Thanks to our great Macaulay ITF Michael Porter, there are three new plugins in the WordPress plugin repository which will be fantastic for anyone using WordPress as a platform for teaching (and in the case of the third of them, eportfolios!).  Mike developed these specifically for needs we had discovered at Macaulay, but I think there are plenty of others who will find them useful.

  1. Search by User
    Search by user adds an author filter to the post admin page. The drop down list includes all registered users for the site.  This grows out of the case of a class site, where all the students are posting, and the instructor (for purposes of grading, or working with the student to see how participation is going, or any other reason) wants to see all the posts by one student, on one screen.  The plugin makes that easy, right from the dashboard.
  2. Grader
    This plugin also grows from the case of a class site, with lots of students contributing, but speaks specifically to the function of grading.
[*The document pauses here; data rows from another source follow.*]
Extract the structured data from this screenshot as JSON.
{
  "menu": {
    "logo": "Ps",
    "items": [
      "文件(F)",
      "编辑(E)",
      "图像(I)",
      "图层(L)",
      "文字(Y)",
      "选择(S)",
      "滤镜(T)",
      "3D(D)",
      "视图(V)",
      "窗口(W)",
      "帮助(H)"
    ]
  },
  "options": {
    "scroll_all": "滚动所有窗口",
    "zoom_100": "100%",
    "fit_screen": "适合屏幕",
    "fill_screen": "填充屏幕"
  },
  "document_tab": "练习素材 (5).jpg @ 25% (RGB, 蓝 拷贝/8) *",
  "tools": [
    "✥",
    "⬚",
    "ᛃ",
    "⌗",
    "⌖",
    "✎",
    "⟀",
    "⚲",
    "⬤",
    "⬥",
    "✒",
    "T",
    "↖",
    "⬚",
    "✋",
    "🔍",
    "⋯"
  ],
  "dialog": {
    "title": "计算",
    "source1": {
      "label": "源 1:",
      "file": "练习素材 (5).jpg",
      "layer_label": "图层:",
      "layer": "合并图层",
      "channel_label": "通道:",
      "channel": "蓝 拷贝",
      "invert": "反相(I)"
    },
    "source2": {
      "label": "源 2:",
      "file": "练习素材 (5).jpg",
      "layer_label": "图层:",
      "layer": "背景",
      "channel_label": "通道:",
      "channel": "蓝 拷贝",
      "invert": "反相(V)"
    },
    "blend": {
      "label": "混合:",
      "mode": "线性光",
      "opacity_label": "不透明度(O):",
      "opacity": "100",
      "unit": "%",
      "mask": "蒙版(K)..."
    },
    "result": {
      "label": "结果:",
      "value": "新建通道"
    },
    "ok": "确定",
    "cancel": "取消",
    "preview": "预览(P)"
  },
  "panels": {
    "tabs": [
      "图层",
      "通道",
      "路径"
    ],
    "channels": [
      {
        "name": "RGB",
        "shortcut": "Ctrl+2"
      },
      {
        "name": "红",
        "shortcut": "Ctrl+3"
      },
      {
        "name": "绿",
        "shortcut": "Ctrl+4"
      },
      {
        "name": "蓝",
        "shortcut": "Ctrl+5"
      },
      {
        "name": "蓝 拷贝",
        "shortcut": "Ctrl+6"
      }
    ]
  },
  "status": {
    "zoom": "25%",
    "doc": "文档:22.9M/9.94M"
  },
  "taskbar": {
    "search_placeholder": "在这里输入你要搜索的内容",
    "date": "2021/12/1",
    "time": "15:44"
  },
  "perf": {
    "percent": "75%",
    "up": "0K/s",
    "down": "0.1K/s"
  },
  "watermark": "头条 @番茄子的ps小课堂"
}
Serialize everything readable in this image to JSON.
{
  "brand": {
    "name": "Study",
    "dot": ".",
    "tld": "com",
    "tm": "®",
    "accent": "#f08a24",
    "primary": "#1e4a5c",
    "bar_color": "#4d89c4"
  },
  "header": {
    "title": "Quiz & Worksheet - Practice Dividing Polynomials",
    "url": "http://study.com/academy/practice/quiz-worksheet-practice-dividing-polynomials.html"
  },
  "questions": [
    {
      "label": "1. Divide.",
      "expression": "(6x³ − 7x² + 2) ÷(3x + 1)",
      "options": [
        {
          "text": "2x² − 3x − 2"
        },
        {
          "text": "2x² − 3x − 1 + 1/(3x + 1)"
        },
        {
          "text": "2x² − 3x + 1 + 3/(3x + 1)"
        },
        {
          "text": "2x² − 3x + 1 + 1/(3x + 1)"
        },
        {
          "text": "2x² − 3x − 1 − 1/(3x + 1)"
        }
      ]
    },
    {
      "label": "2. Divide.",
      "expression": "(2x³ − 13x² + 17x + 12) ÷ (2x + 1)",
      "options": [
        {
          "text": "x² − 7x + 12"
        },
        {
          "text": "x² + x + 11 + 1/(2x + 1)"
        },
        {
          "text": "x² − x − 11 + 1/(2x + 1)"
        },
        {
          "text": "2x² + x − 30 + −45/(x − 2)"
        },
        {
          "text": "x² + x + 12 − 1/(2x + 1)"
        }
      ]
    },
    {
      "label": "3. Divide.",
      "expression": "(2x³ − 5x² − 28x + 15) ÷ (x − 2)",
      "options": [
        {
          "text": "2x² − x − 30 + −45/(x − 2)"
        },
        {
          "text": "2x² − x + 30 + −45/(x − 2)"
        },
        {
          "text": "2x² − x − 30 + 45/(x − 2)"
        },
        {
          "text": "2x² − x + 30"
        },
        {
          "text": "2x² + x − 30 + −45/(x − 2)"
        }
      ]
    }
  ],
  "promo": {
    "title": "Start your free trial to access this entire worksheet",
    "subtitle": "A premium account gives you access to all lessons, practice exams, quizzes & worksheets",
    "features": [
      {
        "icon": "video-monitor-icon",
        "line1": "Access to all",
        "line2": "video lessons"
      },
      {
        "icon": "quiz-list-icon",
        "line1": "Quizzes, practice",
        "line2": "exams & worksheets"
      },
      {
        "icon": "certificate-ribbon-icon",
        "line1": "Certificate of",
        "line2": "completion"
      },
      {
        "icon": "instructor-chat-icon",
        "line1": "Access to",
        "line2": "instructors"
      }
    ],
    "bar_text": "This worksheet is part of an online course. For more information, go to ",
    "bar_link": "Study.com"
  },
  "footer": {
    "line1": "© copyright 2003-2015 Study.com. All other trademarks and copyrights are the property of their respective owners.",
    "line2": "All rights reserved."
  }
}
We had faculty who were using WordPress to manage class sites, and having students required to make posts as part of the class activities. They wanted to grade those students, and comment on their posts, but to do so in a private way-so that a professor’s response and grade to an individual student would not be visible to the whole class. With this plugin, the instructor can just begin a comment with a token (by default it’s @grade–but can be changed to whatever you want), which marks that comment as something that only the author of the post and the administrator can see. No complicated gradebook or back-end fiddling–the professor just reads the post and makes the grade and comment–but both are invisible to anyone except the student and the professor.
  3. Site Template
    This is the one that I specifically requested, and it’s the one that’s most exciting to me.  We were finding that although students had lots of different uses for the eportfolios, the default theme they got when starting a new site didn’t really open up those possible uses.  At first I thought I would just create a new default theme, so everyone would start with that, but this plugin gives so much more functionality.  Site Template is a plugin that allows site administrators to set up “site templates” for their WPMU or wordpress 3 (with networking enabled) sites. When a user creates a new site, she gets a set of options of different templates to choose–“What kind of site do you want to create?” Each template represents a different type of site, like basic, reflective, resumé/career, photography/artwork, study abroad, travel, fun/whimsical, or of course “other.” Depending which choice they make, students get a specific theme, options, widgets, plugins, placeholder posts, and so forth.  But the beauty of this is that we can create any kind of template we like–as many as we like–and even better, none of the choices are permanent.  Students still have all the options to change all the features after the site is created.  The templates provide scaffolding and starting points, not limits or rigidity.  So we have not just one default starting point, but a range of default starting points, and then the complete infinity of modifications growing out of that initial range.

This is one of the real strengths of WordPress, of course–not just that the base platform is so robust and flexible, but that plugin development can make it even more so–pretty much if you want a function, it can be added (although we haven’t yet implemented the clairvoyant-telepathic-post-pre-writer plugin . ;))  And of course all our plugins will always be GPL, open and shared.


4 Comments

  1. These are all awesome, and the Grader plugin is immediately useful, but like you that Site Template plugin could be a game changer. Awesome stuff, and kudos to Michael.